If The Post is correct, it’s a good idea for your student to know how to write before leaving high school.
That thought led me to consider broader examples of what kids need to know before leaving high school. These are not things that can be taught in one hour-long conversation. They take practice and experience, like writing. Identifying them now leaves a whole year to work on them. Some of these things are not rocket science either—but may require some thought and attention.
Even the lowest level executive has to manage their time, plan ahead, set priorities, learn to when to say yes and no, and be sure things get done when they need to be done. Many parents still help their students with many of these tasks.
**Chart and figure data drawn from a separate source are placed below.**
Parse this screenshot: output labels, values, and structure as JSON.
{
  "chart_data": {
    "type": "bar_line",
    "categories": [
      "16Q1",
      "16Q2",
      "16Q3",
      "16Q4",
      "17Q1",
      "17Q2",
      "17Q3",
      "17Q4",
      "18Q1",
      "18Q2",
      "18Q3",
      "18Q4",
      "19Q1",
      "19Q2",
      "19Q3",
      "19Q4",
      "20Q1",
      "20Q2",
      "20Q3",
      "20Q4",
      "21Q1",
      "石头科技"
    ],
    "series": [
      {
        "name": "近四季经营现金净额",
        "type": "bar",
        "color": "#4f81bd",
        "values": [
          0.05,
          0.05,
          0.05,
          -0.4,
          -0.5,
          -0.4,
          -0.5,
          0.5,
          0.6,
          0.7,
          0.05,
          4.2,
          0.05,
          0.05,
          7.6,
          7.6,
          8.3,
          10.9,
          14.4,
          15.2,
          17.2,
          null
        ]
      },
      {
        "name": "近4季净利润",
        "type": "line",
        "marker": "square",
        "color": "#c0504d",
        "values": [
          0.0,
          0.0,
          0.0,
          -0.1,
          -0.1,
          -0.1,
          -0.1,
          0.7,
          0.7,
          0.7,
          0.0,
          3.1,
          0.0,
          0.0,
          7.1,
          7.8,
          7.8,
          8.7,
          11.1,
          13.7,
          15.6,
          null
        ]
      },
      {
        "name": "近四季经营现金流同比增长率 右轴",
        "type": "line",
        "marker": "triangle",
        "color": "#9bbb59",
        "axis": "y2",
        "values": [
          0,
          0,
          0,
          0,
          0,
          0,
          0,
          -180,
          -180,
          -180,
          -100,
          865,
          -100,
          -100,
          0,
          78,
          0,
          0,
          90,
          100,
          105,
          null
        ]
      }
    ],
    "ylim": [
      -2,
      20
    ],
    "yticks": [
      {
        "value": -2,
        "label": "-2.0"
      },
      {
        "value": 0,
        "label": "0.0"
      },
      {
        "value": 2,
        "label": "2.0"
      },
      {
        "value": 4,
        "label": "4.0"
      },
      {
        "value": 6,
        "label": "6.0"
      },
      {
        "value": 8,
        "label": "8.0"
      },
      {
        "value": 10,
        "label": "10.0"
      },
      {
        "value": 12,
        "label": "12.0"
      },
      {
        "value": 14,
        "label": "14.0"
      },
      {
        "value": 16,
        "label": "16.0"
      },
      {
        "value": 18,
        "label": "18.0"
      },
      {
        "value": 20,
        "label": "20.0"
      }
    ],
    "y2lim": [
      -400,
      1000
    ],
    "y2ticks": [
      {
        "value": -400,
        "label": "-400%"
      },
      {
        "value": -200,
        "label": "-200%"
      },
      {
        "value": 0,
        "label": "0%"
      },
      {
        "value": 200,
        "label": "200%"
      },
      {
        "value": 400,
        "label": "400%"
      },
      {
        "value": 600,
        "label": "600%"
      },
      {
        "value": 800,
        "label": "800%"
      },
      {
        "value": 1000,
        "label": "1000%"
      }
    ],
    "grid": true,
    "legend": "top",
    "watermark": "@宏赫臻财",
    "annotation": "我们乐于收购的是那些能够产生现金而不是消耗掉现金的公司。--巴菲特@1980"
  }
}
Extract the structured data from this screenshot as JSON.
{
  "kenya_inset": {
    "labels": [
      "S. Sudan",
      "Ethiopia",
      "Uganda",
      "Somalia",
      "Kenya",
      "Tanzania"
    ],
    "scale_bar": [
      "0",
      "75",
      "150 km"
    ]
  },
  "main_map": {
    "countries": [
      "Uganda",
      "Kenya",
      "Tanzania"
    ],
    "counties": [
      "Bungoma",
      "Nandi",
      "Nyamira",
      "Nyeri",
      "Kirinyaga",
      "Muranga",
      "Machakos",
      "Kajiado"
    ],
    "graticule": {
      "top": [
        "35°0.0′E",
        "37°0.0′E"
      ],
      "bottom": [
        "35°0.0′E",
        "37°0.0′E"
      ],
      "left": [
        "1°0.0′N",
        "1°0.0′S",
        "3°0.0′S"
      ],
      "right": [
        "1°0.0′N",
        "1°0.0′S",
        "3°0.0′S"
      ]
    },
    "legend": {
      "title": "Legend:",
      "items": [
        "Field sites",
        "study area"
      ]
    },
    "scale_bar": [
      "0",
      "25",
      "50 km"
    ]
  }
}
Next year, your student will have to manage his or her own life.
A year of practice will contribute to success, so back away from making decisions and taking care of things for your student. Let him or her handle paperwork needed from school. If asked, offer advice and perspective, but there is a lot to be gained from experiencing the consequences of a bad move or failure to get something in on time.
Many students are fortunate to have parents who can afford a lot of extras for them and some have generous allowances. This can change when students go to college. It will almost surely change when a student finishes college and is living on a starting salary.
It’s important for students to learn now how to budget and plan for the future. If your student doesn’t work, provide an allowance that has to cover things like gas, insurance and other expenditures and monitor how well your student does managing the funds. Are you ready to put a credit card in the hands of your student? First, be sure he or she can balance a checking account and isn’t perpetually overdrawn.
Be Able to Say No
In a college environment it is fun to meet new people and try new things. At the same time, your student needs to have already gotten comfortable managing challenging social situations and saying no. Many parents strictly forbid their kids from being in any kind of situation where they could get into trouble. Others encourage their students to “use your parents as an excuse” to say no. That changes on a college campus away from home. Your student needs to know when to say no and just as importantly, how to say it—in any number of different situations.
Who does your student’s laundry? Does your student even know how to work the washer and dryer in your house? How about ironing a shirt? Sewing on a button? These are the non-rocket science tasks that are essential but mundane, and often taken care of by parents. Let your student take on these tasks—as well as making dentist, doctor appointments and other appointments.
Back to Writing
The Washington Post article ends with a short section of suggestions about writing that are tried and true: plan, edit, and seek feedback. Encourage your senior to take writing assignments seriously this year. While that likely won’t encompass 10,000 hours of writing, at least he or she will be a little closer to mastery. And hopefully will have learned a few other things that kids need to know before leaving high school.